Paradoxerweise ist ausgerechnet das Jahr 1969, das bisher letzte Jahr ohne Neuverschuldung, das beste Beispiel für ein erfolgreiches, kreditfinanziertes Konjunkturprogramm. Denn die schwarze Null damals war gar nicht geplant. Das legendäre Duo „Plisch und Plum“, der smarte hanseatische Wirtschaftsprofessor Karl Schiller (SPD) und der bullige Bayer Franz Josef Strauß (CSU), lenkte in der ersten Großen Koalition in enger Zusammenarbeit die Wirtschafts- und Finanzpolitik. Den beiden gelang es, nach der ersten Rezession der Bundesrepublik mit geliehenem Geld einen Boom zu entfachen, wie das Land ihn seither nie wieder registriert hat. Die Arbeitslosenquote sank auf heute unvorstellbare 0,8 Prozent.

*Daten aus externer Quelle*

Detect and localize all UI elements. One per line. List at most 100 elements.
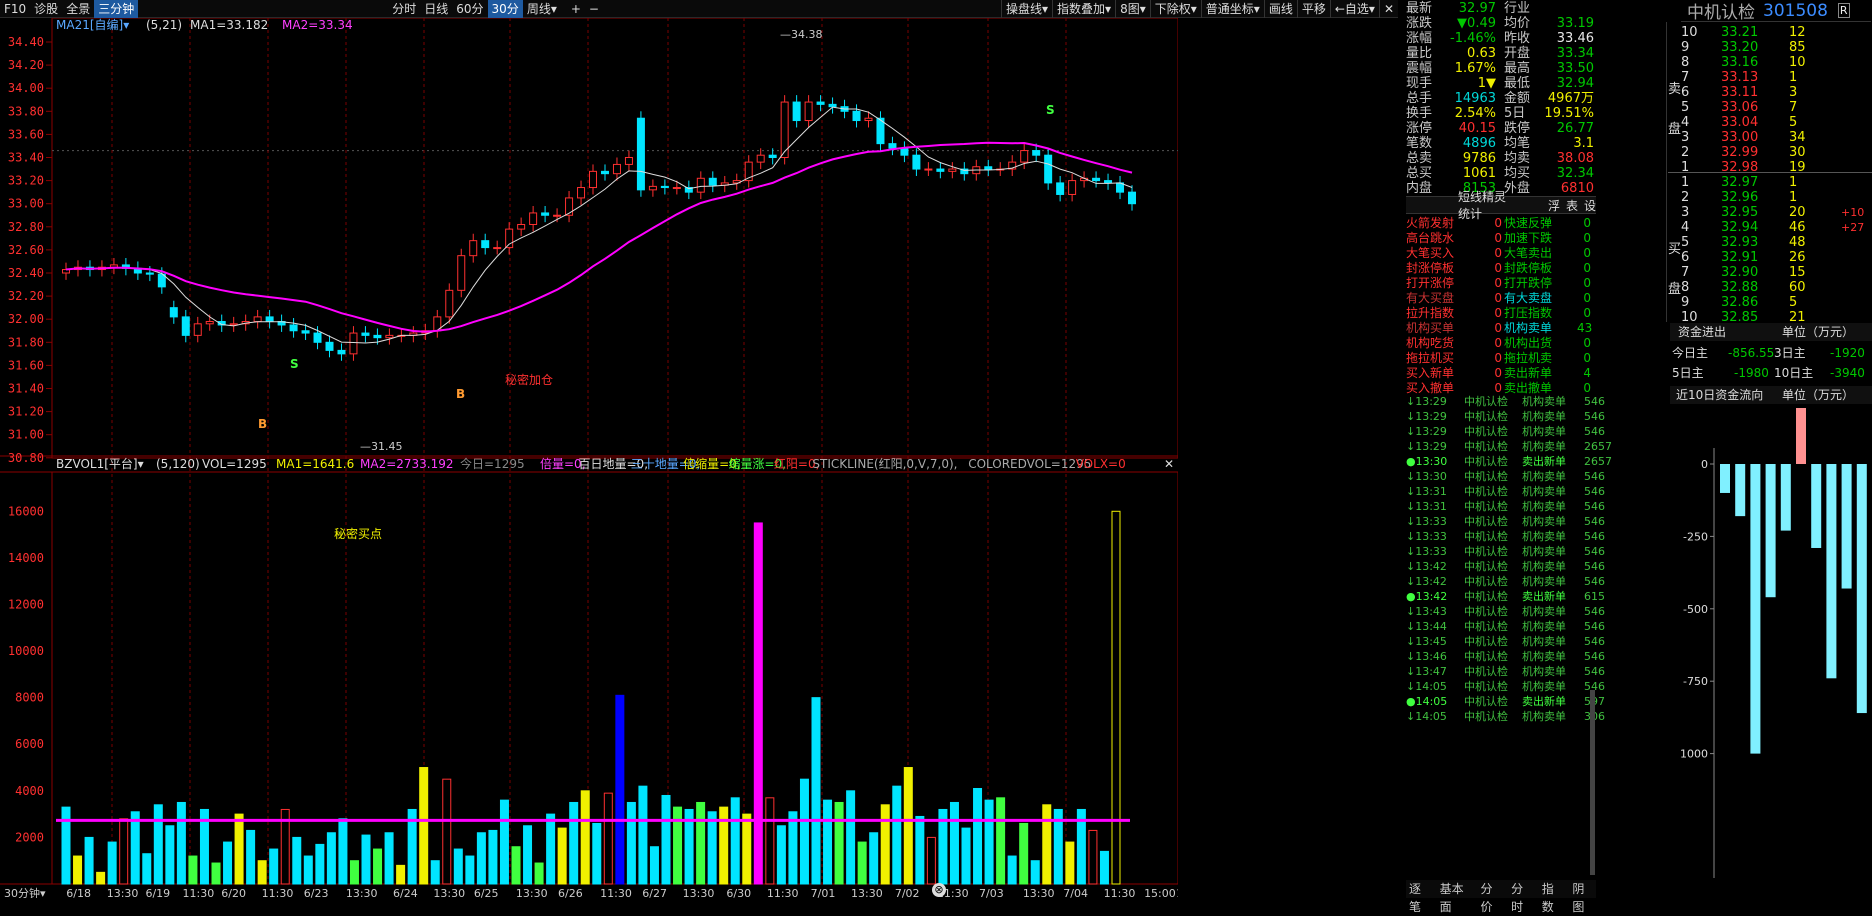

In seinem Haushaltsplan 1969 hatte Strauß als Finanzminister Investitionen eingeplant, deren Anteil doppelt so hoch war wie heute, aber auch neue Schulden von mehr als vier Milliarden Mark waren vorgesehen. Obwohl die Steuereinnahmen in die Höhe schossen, verständigten sich Strauß und Schiller noch im Frühjahr auf erste Ausgabensperren, um die heißlaufende Konjunktur abzukühlen. Darüber hinaus deponierten sie mehr als zwei Milliarden bei der Bundesbank als Rücklage für schlechtere Zeiten. Dennoch lag am Ende des Jahres die Nettokreditaufnahme bei null.

Das Beispiel widerlegt Schäubles Mantra, dass man durch eine Erhöhung der Defizite kein Wachstum schaffen kann. Umgekehrt wird ein Schuh daraus: Mit einem kräftigen Wachstum kann Verschuldung abgebaut werden, ohne die Finanzierung wichtiger Zukunftsaufgaben zu gefährden.

Für Strauß, den Urvater der schwarzen Null, war ein Haushalt ohne Schulden kein Fetisch. Das bekam Schäubles Amtsvorgänger Gerhard Stoltenberg zu spüren, der in den achtziger Jahren die Neuverschuldung zu bremsen versuchte. Als er das Mutterschaftsgeld trotz rückläufiger Geburtenzahlen kürzen wollte, polterte der damalige CSU-Chef Strauß: Es sei wenig sinnvoll, „einem sterbenden Volk konsolidierte Haushalte“ zu übergeben.

Schäuble mag zwar mit der ersten schwarzen Null nach viereinhalb Jahrzehnten in die Geschichtsbücher eingehen. Aber seinen Fehler – das Sparen zur falschen Zeit am falschen Platz – werden „die Jungen, die Kinder und Enkel“ ausbaden.